I should imagine there's two cohorts this book is aimed at - queers looking for historical precedent, and medievalists keen to expand the remit of the subject (the two no doubt overlap). I imagine theologians and sociologists looking for histories that are more pluralist than popular conceptions will dig this. It's a fascinating world Betancourt paints, and one that's filled with complexity - but also a world that's very clear that queers not only existed in Byzantine times but that many of them held significant positions in society, frequently without (apparent) friction.
This one is a scholarly look at what the cover says. Kind of hard to review these kinds of books, or at least maybe not fair since they are designed to impart information first, and hopefully be interesting enough to "entertain" the reader. As a non-scholar I found it a success. A deep dive into certain representations from the period offering a history of represented consent, race, transgender figures and the like through passages and artwork from the era. My main take away was basically, how valuable would this have been/would be to young LGBTQ+ kids and others that are confused and "othered" by their blossoming internal feelings? Not a light read, but a valuable, thought provoking one.
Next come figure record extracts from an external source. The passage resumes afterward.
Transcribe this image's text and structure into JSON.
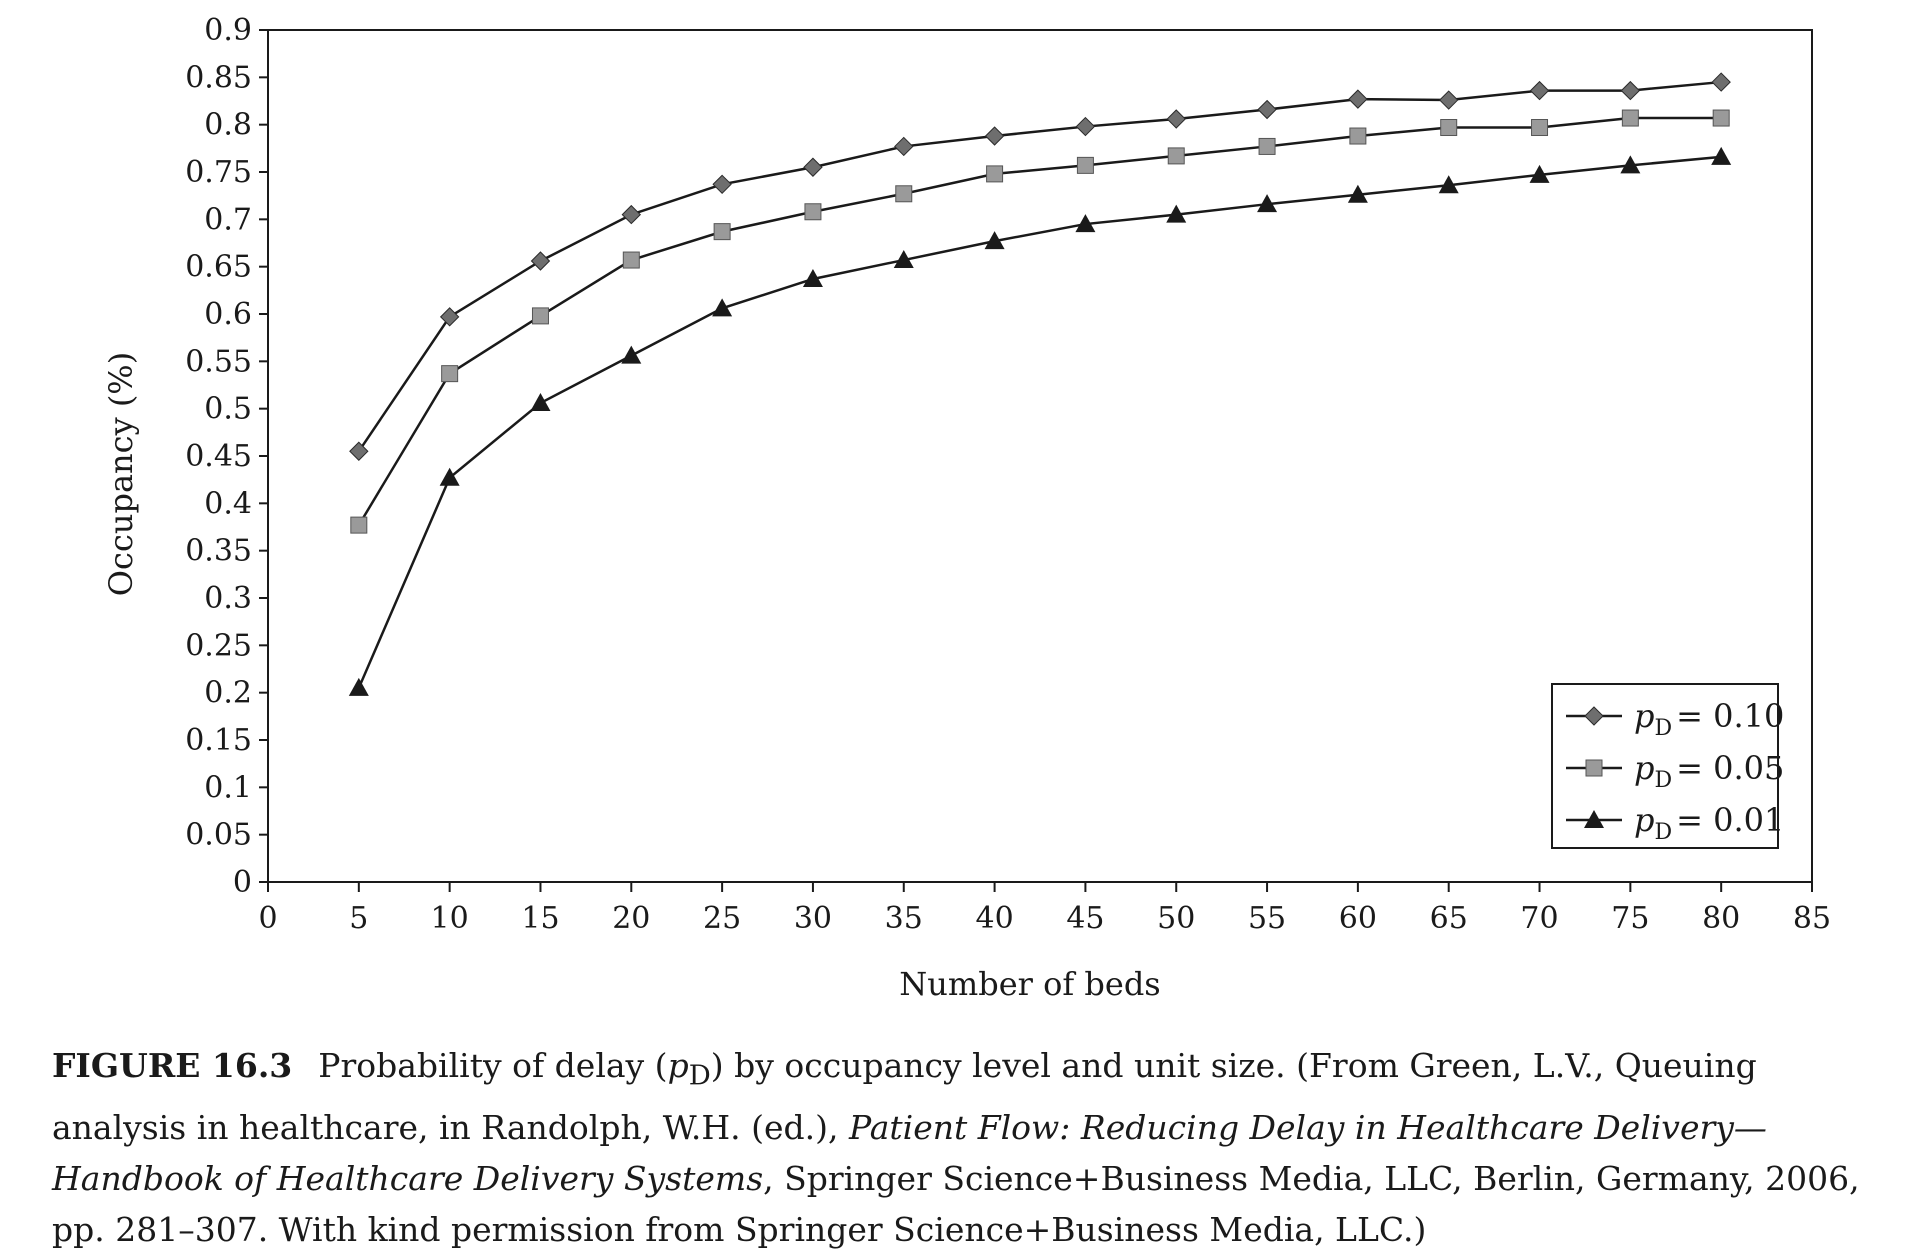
{
  "chart_data": {
    "type": "line",
    "xlabel": "Number of beds",
    "ylabel": "Occupancy (%)",
    "xlim": [
      0,
      85
    ],
    "ylim": [
      0,
      0.9
    ],
    "x_ticks": [
      "0",
      "5",
      "10",
      "15",
      "20",
      "25",
      "30",
      "35",
      "40",
      "45",
      "50",
      "55",
      "60",
      "65",
      "70",
      "75",
      "80",
      "85"
    ],
    "y_ticks": [
      "0",
      "0.05",
      "0.1",
      "0.15",
      "0.2",
      "0.25",
      "0.3",
      "0.35",
      "0.4",
      "0.45",
      "0.5",
      "0.55",
      "0.6",
      "0.65",
      "0.7",
      "0.75",
      "0.8",
      "0.85",
      "0.9"
    ],
    "grid": false,
    "legend_position": "bottom-right",
    "x": [
      5,
      10,
      15,
      20,
      25,
      30,
      35,
      40,
      45,
      50,
      55,
      60,
      65,
      70,
      75,
      80
    ],
    "series": [
      {
        "name_base": "p",
        "name_sub": "D",
        "name_value": "= 0.10",
        "marker": "diamond",
        "marker_color": "#6e6e6e",
        "values": [
          0.455,
          0.597,
          0.656,
          0.705,
          0.737,
          0.755,
          0.777,
          0.788,
          0.798,
          0.806,
          0.816,
          0.827,
          0.826,
          0.836,
          0.836,
          0.845
        ]
      },
      {
        "name_base": "p",
        "name_sub": "D",
        "name_value": "= 0.05",
        "marker": "square",
        "marker_color": "#9a9a9a",
        "values": [
          0.377,
          0.537,
          0.598,
          0.657,
          0.687,
          0.708,
          0.727,
          0.748,
          0.757,
          0.767,
          0.777,
          0.788,
          0.797,
          0.797,
          0.807,
          0.807
        ]
      },
      {
        "name_base": "p",
        "name_sub": "D",
        "name_value": "= 0.01",
        "marker": "triangle",
        "marker_color": "#1a1a1a",
        "values": [
          0.205,
          0.427,
          0.506,
          0.556,
          0.606,
          0.637,
          0.657,
          0.677,
          0.695,
          0.705,
          0.716,
          0.726,
          0.736,
          0.747,
          0.757,
          0.766
        ]
      }
    ]
  },
  "caption": {
    "label": "FIGURE 16.3",
    "part1": "Probability of delay (",
    "p": "p",
    "sub": "D",
    "part2": ") by occupancy level and unit size. (From Green, L.V., Queuing analysis in healthcare, in Randolph, W.H. (ed.), ",
    "italic": "Patient Flow: Reducing Delay in Healthcare Delivery—Handbook of Healthcare Delivery Systems",
    "part3": ", Springer Science+Business Media, LLC, Berlin, Germany, 2006, pp. 281–307. With kind permission from Springer Science+Business Media, LLC.)"
  }
}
A thoughtful, scholarly work. I’ll be thinking about this book for a long time, both for what it says about the past and the lenses it gave me to think about gender, sexuality, racialization, and intersectionality more broadly.
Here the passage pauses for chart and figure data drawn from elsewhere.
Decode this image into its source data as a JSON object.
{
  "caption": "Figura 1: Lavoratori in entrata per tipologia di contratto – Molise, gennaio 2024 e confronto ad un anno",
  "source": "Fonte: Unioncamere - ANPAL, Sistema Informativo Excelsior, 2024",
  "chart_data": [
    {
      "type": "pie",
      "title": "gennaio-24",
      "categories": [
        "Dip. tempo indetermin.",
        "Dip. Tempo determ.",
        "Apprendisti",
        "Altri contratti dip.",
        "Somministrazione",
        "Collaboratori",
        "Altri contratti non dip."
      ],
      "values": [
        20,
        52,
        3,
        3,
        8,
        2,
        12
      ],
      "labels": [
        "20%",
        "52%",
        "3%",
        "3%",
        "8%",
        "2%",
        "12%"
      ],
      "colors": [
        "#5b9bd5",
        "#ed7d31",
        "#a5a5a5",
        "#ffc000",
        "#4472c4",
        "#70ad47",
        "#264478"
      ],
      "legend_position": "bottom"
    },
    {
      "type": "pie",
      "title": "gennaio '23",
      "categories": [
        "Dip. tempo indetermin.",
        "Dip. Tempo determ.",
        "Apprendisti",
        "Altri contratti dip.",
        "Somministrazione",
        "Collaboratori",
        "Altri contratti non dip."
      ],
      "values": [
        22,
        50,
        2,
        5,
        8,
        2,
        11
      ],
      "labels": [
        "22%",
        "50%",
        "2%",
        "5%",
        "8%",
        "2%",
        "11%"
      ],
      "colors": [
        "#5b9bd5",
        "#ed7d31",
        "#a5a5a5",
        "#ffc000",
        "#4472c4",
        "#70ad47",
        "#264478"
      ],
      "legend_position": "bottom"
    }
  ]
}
This book is not fun, and it isn't meant to be. It's a brave challenge, and it's made skillfully. I think it's so important it cannot have a star rating below 5 - at the same time, it is not a book read for pleasure, but for arming yourself for understanding our world.
Intersectionality opens new windows on the past (and present) that do justice to how it really was. Without this approach a lot would have remained in the dark.
This is a really interesting read. If you're into byzantine history this is a great perspective into how marginalized people lived day to day. From trans saints to Slut-shaming an empress. This book is very detailed and well researched.